Before Saxbe took her first bite, she said, “I’ll let you in on a secret. The wellness industry is certainly hip to imbalanced gender roles. How many beauty messages have you received in the last month via email or social media that offer a cosmetic remedy for battling fatigue or overworked and tired skin?” she asked me.
I took a sip of my tea and guessed, “Twenty?”
“At least, right? Women need to ask themselves—what’s more transformative to my life? A new serum for dark circles or a more fair and balanced division of labor in my home?”
This got us laughing over a new revolutionary skin care campaign: Hydration or a more helpful husband?
“The latter is a better bet for tackling tired skin.” Saxbes miled. “But joking aside, women are suffering.”

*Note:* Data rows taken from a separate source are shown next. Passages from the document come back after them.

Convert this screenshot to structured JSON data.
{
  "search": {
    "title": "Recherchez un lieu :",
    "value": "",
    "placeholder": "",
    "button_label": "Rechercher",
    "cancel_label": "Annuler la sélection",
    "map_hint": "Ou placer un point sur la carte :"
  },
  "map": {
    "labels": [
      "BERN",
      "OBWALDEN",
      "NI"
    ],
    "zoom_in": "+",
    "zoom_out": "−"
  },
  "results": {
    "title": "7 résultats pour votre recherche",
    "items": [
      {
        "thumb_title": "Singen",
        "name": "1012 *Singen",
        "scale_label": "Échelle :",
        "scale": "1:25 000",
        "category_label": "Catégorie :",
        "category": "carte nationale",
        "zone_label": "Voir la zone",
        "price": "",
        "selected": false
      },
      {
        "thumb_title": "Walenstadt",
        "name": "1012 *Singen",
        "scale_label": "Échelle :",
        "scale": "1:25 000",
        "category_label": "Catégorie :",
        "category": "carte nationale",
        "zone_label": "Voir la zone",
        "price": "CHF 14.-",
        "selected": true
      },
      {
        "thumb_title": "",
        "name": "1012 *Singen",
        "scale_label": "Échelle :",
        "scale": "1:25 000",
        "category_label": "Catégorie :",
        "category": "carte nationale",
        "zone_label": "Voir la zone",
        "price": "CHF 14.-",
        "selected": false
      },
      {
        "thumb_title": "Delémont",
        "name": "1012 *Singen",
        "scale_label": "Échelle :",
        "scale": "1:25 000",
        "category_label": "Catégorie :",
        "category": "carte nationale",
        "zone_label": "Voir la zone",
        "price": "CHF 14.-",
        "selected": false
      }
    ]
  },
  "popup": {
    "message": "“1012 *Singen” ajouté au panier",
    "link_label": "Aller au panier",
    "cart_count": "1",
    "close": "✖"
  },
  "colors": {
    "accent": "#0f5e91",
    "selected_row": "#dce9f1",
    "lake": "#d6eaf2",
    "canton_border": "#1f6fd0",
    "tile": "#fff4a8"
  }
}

I interjected, “Did you see that recent survey by Healthy Women and Working Mother ? Seventy-eight percent of moms say they are so busy maintaining family stability by being constantly available, mentally and physically, to deal with every detail of home life that they aren’t taking care of them-selves?”
“And because so many of us have less unwinding and restorative time,” said Saxbe, “we’re generating more of the stress hormone cortisol. This is toxic to women’s health.”
What’s more transformative to my life? A new serum for dark circles or a more fair and balanced division of labor in my home?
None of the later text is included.